– Déjale, Arnau -repuso Ona, abatida, volviendo al libro y al sillón-. No dirá nada más. Ya sabes lo cabezota que es.
Pero yo seguía preguntándome por qué Daniel se había reído de aquella manera tan extraña y había pronunciado aquellas palabras tan raras. ¿Qué lengua era ésa?
– Quechua o aymara -me aclaró Ona cuando se lo pregunté-. Seguramente, aymara. El quechua era la lengua oficial de los incas, pero en la zona sudeste del imperio se hablaba aymara. Daniel tuvo que aprender las dos para poder trabajar con Marta.

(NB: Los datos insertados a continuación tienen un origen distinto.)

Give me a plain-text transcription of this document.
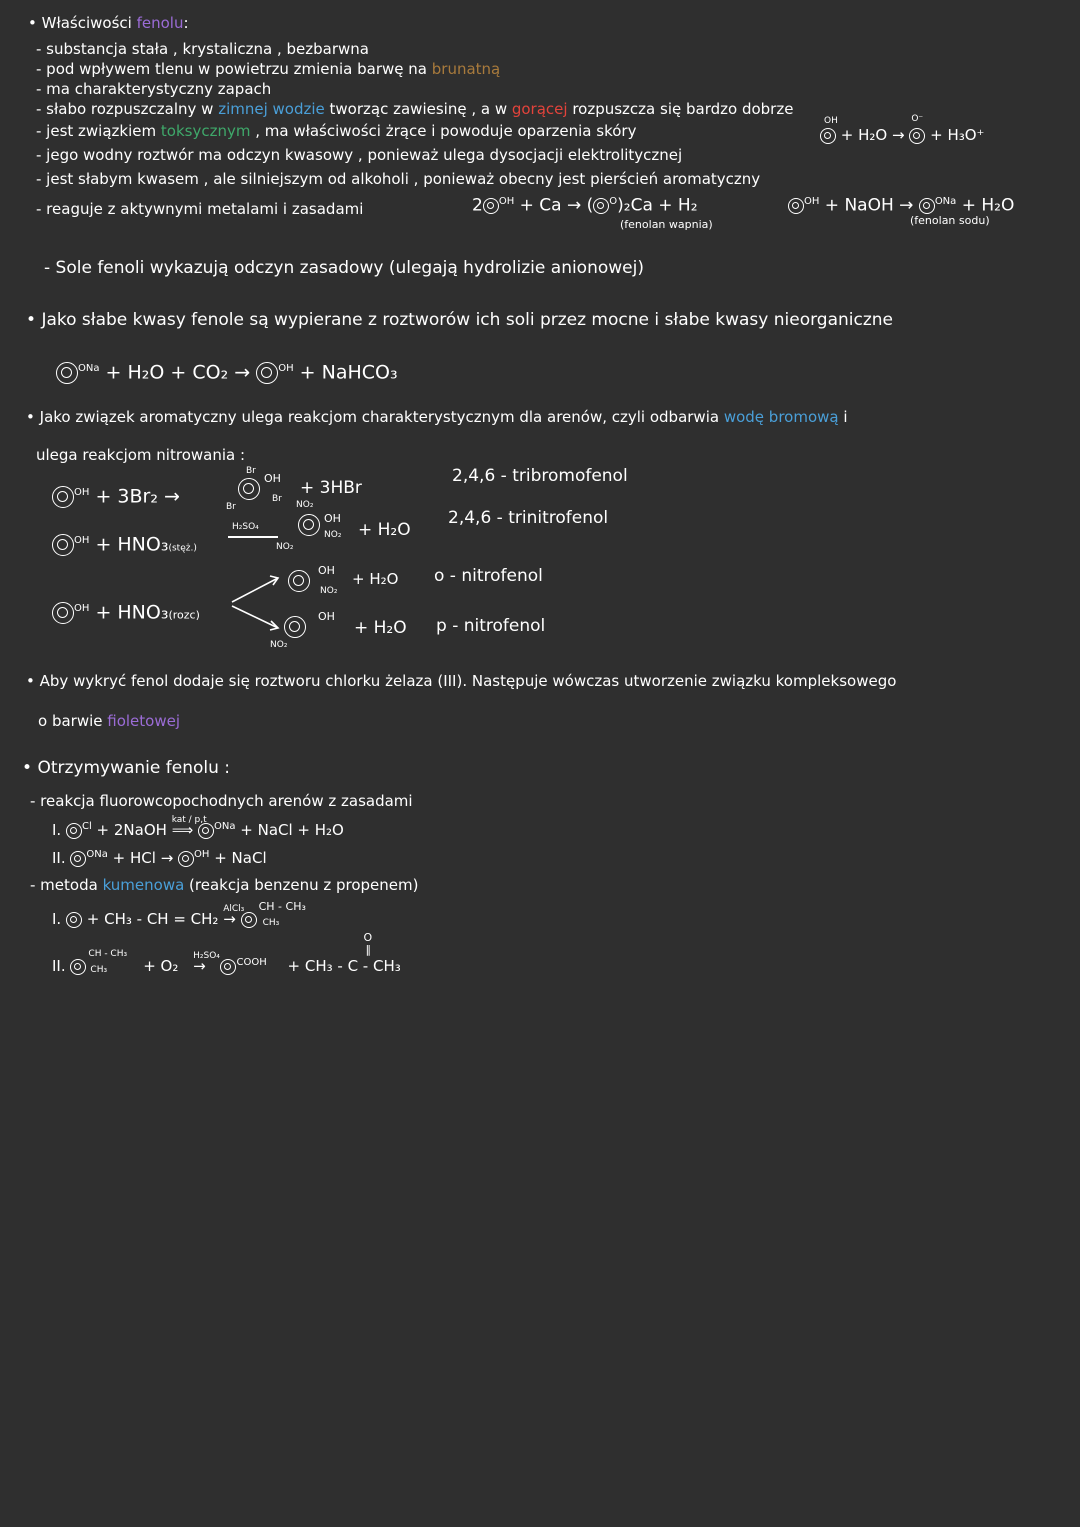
• Właściwości fenolu:
- substancja stała , krystaliczna , bezbarwna
- pod wpływem tlenu w powietrzu zmienia barwę na brunatną
- ma charakterystyczny zapach
- słabo rozpuszczalny w zimnej wodzie tworząc zawiesinę , a w gorącej rozpuszcza się bardzo dobrze
- jest związkiem toksycznym , ma właściwości żrące i powoduje oparzenia skóry
- jego wodny roztwór ma odczyn kwasowy , ponieważ ulega dysocjacji elektrolitycznej
- jest słabym kwasem , ale silniejszym od alkoholi , ponieważ obecny jest pierścień aromatyczny
- reaguje z aktywnymi metalami i zasadami
OH
+ H₂O →
O⁻
+ H₃O⁺
2 $^{OH}$ + Ca → ( $^O$)₂Ca + H₂
(fenolan wapnia)
$^{OH}$ + NaOH → $^{ONa}$ + H₂O
(fenolan sodu)
- Sole fenoli wykazują odczyn zasadowy (ulegają hydrolizie anionowej)
• Jako słabe kwasy fenole są wypierane z roztworów ich soli przez mocne i słabe kwasy nieorganiczne
$^{ONa}$ + H₂O + CO₂ →	$^{OH}$ + NaHCO₃
• Jako związek aromatyczny ulega reakcjom charakterystycznym dla arenów, czyli odbarwia wodę bromową i
ulega reakcjom nitrowania :
$^{OH}$ + 3Br₂ →
Br
Br
OH
Br
+ 3HBr
2,4,6 - tribromofenol
$^{OH}$ + HNO₃(stęż.)
H₂SO₄
NO₂
OH
NO₂
NO₂
+ H₂O
2,4,6 - trinitrofenol
$^{OH}$ + HNO₃(rozc)
OH
NO₂
+ H₂O o - nitrofenol
OH
NO₂
+ H₂O p - nitrofenol
• Aby wykryć fenol dodaje się roztworu chlorku żelaza (III). Następuje wówczas utworzenie związku kompleksowego
o barwie fioletowej
• Otrzymywanie fenolu :
- reakcja fluorowcopochodnych arenów z zasadami
I. $^{Cl}$ + 2NaOH
kat / p,t
⟹ $^{ONa}$ + NaCl + H₂O
II. $^{ONa}$ + HCl → $^{OH}$ + NaCl
- metoda kumenowa (reakcja benzenu z propenem)
I. + CH₃ - CH = CH₂
AlCl₃
→
CH - CH₃
CH₃
II.
CH - CH₃
CH₃ + O₂
H₂SO₄
→	$^{COOH}$
O
‖
+ CH₃ - C - CH₃
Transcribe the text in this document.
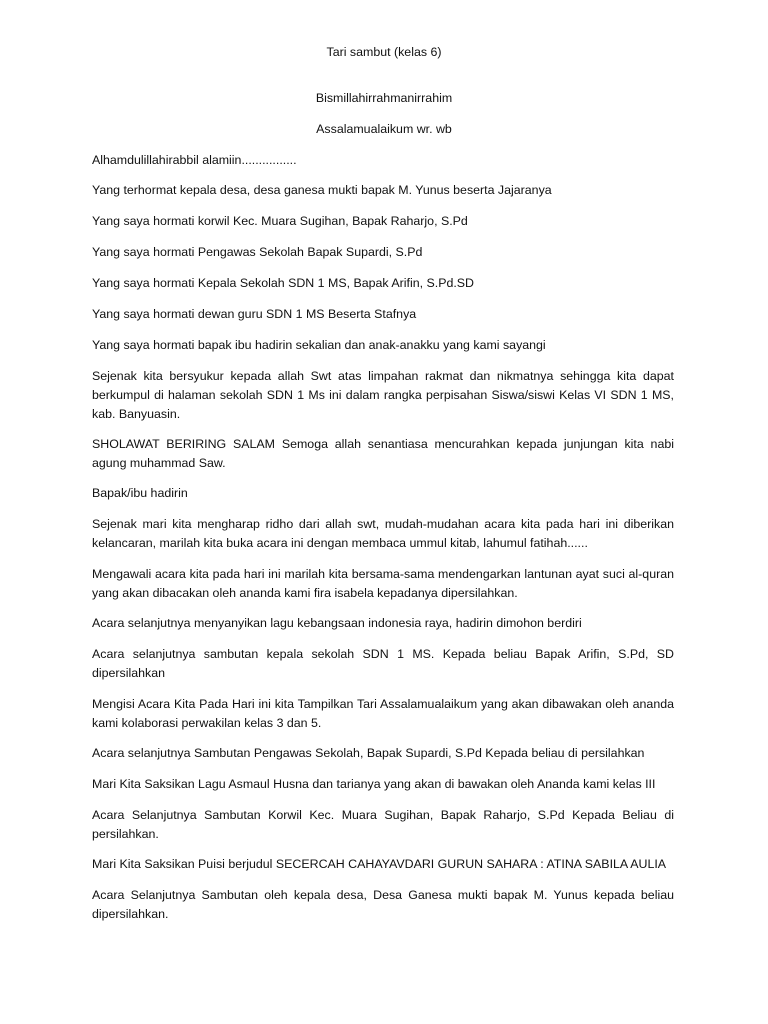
Tari sambut (kelas 6)

Bismillahirrahmanirrahim

Assalamualaikum wr. wb

Alhamdulillahirabbil alamiin................

Yang terhormat kepala desa, desa ganesa mukti bapak M. Yunus beserta Jajaranya

Yang saya hormati korwil Kec. Muara Sugihan, Bapak Raharjo, S.Pd

Yang saya hormati Pengawas Sekolah Bapak Supardi, S.Pd

Yang saya hormati Kepala Sekolah SDN 1 MS, Bapak Arifin, S.Pd.SD

Yang saya hormati dewan guru SDN 1 MS Beserta Stafnya

Yang saya hormati bapak ibu hadirin sekalian dan anak-anakku yang kami sayangi

Sejenak kita bersyukur kepada allah Swt atas limpahan rakmat dan nikmatnya sehingga kita dapat berkumpul di halaman sekolah SDN 1 Ms ini dalam rangka perpisahan Siswa/siswi Kelas VI SDN 1 MS, kab. Banyuasin.

SHOLAWAT BERIRING SALAM Semoga allah senantiasa mencurahkan kepada junjungan kita nabi agung muhammad Saw.

Bapak/ibu hadirin

Sejenak mari kita mengharap ridho dari allah swt, mudah-mudahan acara kita pada hari ini diberikan kelancaran, marilah kita buka acara ini dengan membaca ummul kitab, lahumul fatihah......

Mengawali acara kita pada hari ini marilah kita bersama-sama mendengarkan lantunan ayat suci al-quran yang akan dibacakan oleh ananda kami fira isabela kepadanya dipersilahkan.

Acara selanjutnya menyanyikan lagu kebangsaan indonesia raya, hadirin dimohon berdiri

Acara selanjutnya sambutan kepala sekolah SDN 1 MS. Kepada beliau Bapak Arifin, S.Pd, SD dipersilahkan

Mengisi Acara Kita Pada Hari ini kita Tampilkan Tari Assalamualaikum yang akan dibawakan oleh ananda kami kolaborasi perwakilan kelas 3 dan 5.

Acara selanjutnya Sambutan Pengawas Sekolah, Bapak Supardi, S.Pd Kepada beliau di persilahkan

Mari Kita Saksikan Lagu Asmaul Husna dan tarianya yang akan di bawakan oleh Ananda kami kelas III

Acara Selanjutnya Sambutan Korwil Kec. Muara Sugihan, Bapak Raharjo, S.Pd Kepada Beliau di persilahkan.

Mari Kita Saksikan Puisi berjudul SECERCAH CAHAYAVDARI GURUN SAHARA : ATINA SABILA AULIA

Acara Selanjutnya Sambutan oleh kepala desa, Desa Ganesa mukti bapak M. Yunus kepada beliau dipersilahkan.
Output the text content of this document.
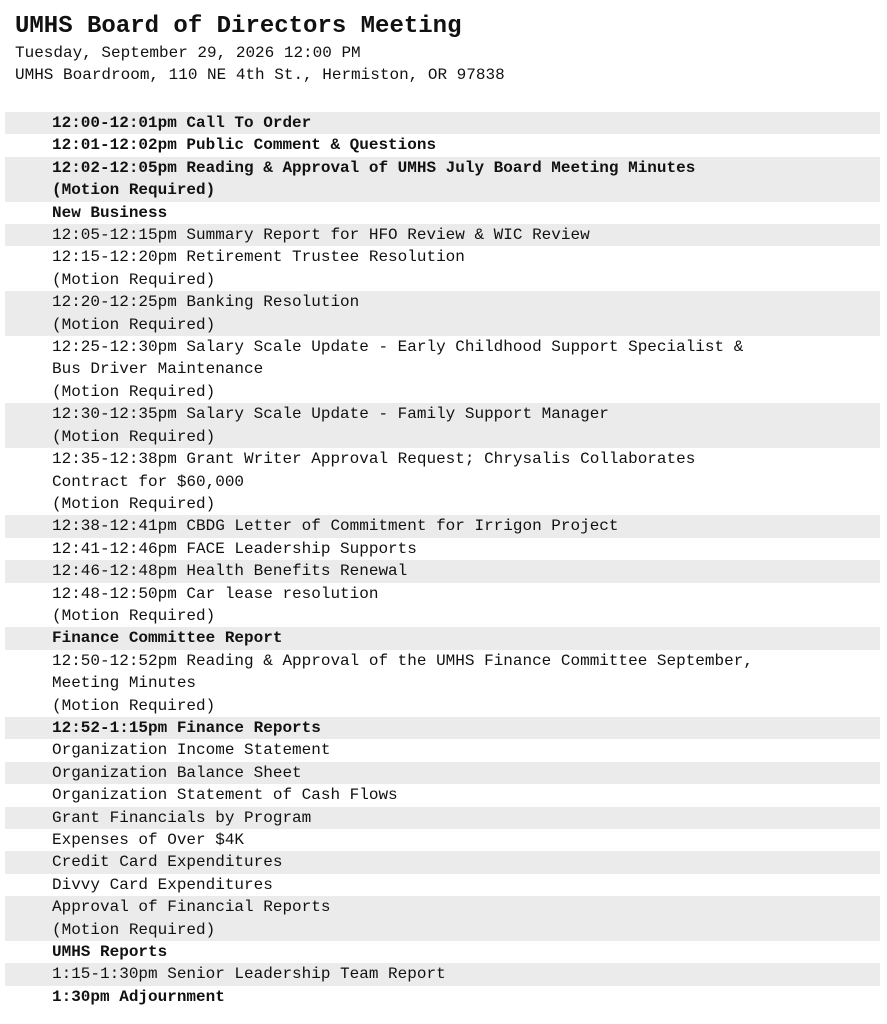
UMHS Board of Directors Meeting
Tuesday, September 29, 2026 12:00 PM
UMHS Boardroom, 110 NE 4th St., Hermiston, OR 97838
12:00-12:01pm Call To Order
12:01-12:02pm Public Comment & Questions
12:02-12:05pm Reading & Approval of UMHS July Board Meeting Minutes
(Motion Required)
New Business
12:05-12:15pm Summary Report for HFO Review & WIC Review
12:15-12:20pm Retirement Trustee Resolution
(Motion Required)
12:20-12:25pm Banking Resolution
(Motion Required)
12:25-12:30pm Salary Scale Update - Early Childhood Support Specialist &
Bus Driver Maintenance
(Motion Required)
12:30-12:35pm Salary Scale Update - Family Support Manager
(Motion Required)
12:35-12:38pm Grant Writer Approval Request; Chrysalis Collaborates
Contract for $60,000
(Motion Required)
12:38-12:41pm CBDG Letter of Commitment for Irrigon Project
12:41-12:46pm FACE Leadership Supports
12:46-12:48pm Health Benefits Renewal
12:48-12:50pm Car lease resolution
(Motion Required)
Finance Committee Report
12:50-12:52pm Reading & Approval of the UMHS Finance Committee September,
Meeting Minutes
(Motion Required)
12:52-1:15pm Finance Reports
Organization Income Statement
Organization Balance Sheet
Organization Statement of Cash Flows
Grant Financials by Program
Expenses of Over $4K
Credit Card Expenditures
Divvy Card Expenditures
Approval of Financial Reports
(Motion Required)
UMHS Reports
1:15-1:30pm Senior Leadership Team Report
1:30pm Adjournment
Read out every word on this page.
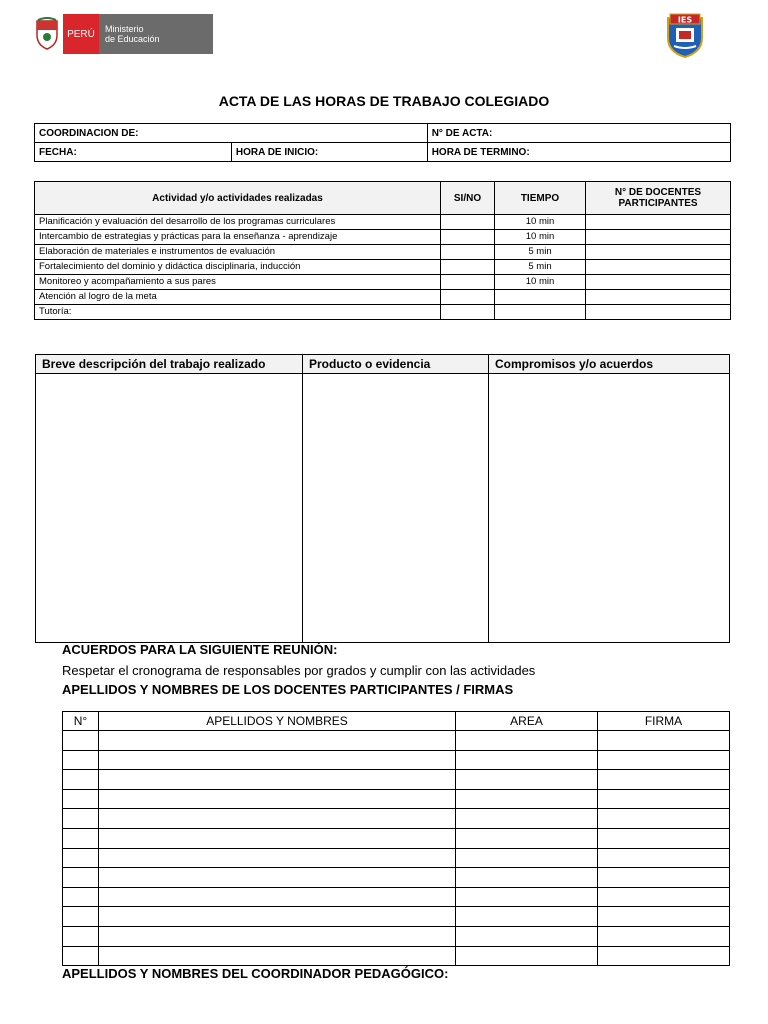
PERÚ	Ministerio
de Educación
IES
ACTA DE LAS HORAS DE TRABAJO COLEGIADO
COORDINACION DE:		N° DE ACTA:
FECHA:	HORA DE INICIO:	HORA DE TERMINO:
Actividad y/o actividades realizadas	SI/NO	TIEMPO	N° DE DOCENTES PARTICIPANTES
Planificación y evaluación del desarrollo de los programas curriculares		10 min	
Intercambio de estrategias y prácticas para la enseñanza - aprendizaje		10 min	
Elaboración de materiales e instrumentos de evaluación		5 min	
Fortalecimiento del dominio y didáctica disciplinaria, inducción		5 min	
Monitoreo y acompañamiento a sus pares		10 min	
Atención al logro de la meta			
Tutoría:			
Breve descripción del trabajo realizado	Producto o evidencia	Compromisos y/o acuerdos

ACUERDOS PARA LA SIGUIENTE REUNIÓN:
Respetar el cronograma de responsables por grados y cumplir con las actividades
APELLIDOS Y NOMBRES DE LOS DOCENTES PARTICIPANTES / FIRMAS
N°	APELLIDOS Y NOMBRES	AREA	FIRMA

APELLIDOS Y NOMBRES DEL COORDINADOR PEDAGÓGICO:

– ¿En tan pocos meses? -me sorprendí, regresando a mi silla y girándola para sentarme mirando hacia Ona. El programa de administración de energía del portátil había apagado el monitor y parado el equipo para ahorrar batería. En unos pocos minutos, si no movía el ratón o pulsaba alguna tecla, desactivaría también el disco duro.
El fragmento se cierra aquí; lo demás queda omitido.